In this research, expression levels of PGC-1α, NRF1, and NRF2 mRNA were upregulated compared to the control groups immediately after the exercise; however, PGC-1α, NRF1, and NRF2 proteins were reduced 1.6-fold, 14.6%, and 52%, respectively. This inconsistency between mRNA and protein expression levels might indicate that exhaustive exercise caused mitochondrial biogenesis protein synthesis or assembly processes dysfunction.
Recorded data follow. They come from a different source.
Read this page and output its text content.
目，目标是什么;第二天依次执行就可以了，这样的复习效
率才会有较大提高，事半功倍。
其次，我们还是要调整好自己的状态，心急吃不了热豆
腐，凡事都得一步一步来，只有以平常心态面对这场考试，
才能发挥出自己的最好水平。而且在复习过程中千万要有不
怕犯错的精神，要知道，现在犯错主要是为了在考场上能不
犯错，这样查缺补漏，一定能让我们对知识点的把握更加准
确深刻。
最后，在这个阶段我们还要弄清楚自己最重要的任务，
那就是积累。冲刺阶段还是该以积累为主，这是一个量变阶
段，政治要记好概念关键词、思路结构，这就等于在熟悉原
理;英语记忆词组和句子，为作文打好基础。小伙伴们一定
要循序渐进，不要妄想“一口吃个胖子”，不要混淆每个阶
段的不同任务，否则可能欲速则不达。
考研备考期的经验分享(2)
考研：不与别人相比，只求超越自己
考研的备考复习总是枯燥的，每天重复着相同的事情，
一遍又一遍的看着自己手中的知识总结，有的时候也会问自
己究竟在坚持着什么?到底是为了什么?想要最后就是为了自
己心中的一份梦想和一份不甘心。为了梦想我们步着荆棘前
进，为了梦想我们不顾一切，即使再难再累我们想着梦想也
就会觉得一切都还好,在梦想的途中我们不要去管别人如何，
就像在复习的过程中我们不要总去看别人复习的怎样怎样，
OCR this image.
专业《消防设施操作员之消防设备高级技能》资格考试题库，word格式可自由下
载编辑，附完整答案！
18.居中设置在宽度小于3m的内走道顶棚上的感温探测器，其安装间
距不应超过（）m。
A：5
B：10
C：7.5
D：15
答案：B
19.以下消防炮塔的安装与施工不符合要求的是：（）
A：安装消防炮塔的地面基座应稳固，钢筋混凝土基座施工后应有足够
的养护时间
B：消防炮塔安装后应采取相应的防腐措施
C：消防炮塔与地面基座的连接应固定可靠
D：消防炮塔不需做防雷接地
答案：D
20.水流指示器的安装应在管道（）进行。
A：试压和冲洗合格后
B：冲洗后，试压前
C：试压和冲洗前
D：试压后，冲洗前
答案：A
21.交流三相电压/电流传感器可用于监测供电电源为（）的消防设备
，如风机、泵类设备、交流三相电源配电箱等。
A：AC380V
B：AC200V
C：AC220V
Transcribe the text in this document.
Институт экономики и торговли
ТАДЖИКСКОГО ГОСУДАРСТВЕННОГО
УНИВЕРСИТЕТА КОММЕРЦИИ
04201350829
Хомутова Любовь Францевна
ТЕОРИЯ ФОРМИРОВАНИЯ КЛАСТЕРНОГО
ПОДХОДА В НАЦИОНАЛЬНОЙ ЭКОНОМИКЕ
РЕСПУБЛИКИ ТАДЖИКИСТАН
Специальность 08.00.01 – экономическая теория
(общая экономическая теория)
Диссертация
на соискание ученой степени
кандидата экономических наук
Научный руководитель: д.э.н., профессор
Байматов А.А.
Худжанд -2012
The downregulation of NRF1 and NRF2 proteins is also involved in dysfunctional synthesis of mitochondrial respiration complex subunits, resulting in reduced mitochondrial respiration function [19, 20]. Therefore, decreased PGC-1α and its downstream transcription factors NRFs proteins contribute to deficiency in myocardial oxidative capacity and energy production [1]. These results indicate that exhaustive exercise is such an intense stress that it damages mitochondrial respiration function which is responsible for energy production by downregulating the mitochondrial biogenesis key regulatory factors PGC-1αNRF1/NRF2 signaling pathway. The duration of the stress will in turn worsen the imbalance between energy production and energy demand to satisfy the contractile function of cardiac muscle, which will lead to irreversible myocardial damage and energy failure. In contrast, the SAL treated group particularly the high-dose group significantly upregulated PGC-1α, NRF1, and NRF2, indicating that SAL can improve energy metabolism by upregulating mitochondrial biogenesis regulators and ameliorate myocardial injury induced by intense exercise.

To date, studies have examined changes in PGC-1α in a variety of exercise models of heart. Botta et al. [3] reported that short-term and moderate-intensity exercise upregulated PGC-1α. A five-week high-intensity exercise training regimen resulted in a 41.5% increase in the PGC-1α mRNA expression levels [21]. Those controversial results probably vary depending on exercise intensity.

In this study, SAL significantly reduces the levels of myocardial injury enzymes in the serum, relieves the myocardium ultrastructure injury, improves the activity of mitochondrial ETS complexes I, II, and IV, and increases expression of key mitochondrial biogenesis factors PGC-1α, NRF1, and NRF2. All of these findings indicate that SAL can protect the heart from exhaustive exercise-induced injury by improving mitochondrial respiratory function and mitochondrial biogenesis.

In conclusion, exhaustive exercise can induce heart injury, including structural injury, enzyme abnormalities, reduced respiratory function, and the downregulation of mitochondrial biogenesis. The accumulation of these maladaptive traits initiates a vicious cycle that can further cause myocardial metabolic dysfunction, thereby contributing to myocardial injury and heart failure. SAL, one of the major effective components of extracts from the traditional Chinese medicine R. crenulata, appears to protect the myocardium from exhaustive exercise-induced injury by improving respiratory function and upregulating mitochondrial biogenesis.

Conflict of Interests

The authors declare that there is no conflict of interests regarding the publication of this paper.


This research was supported by grants from the Natural Science Foundation of China (no. 81173585) and the Hebei Province Natural Science Foundation of China (no. C2014104010).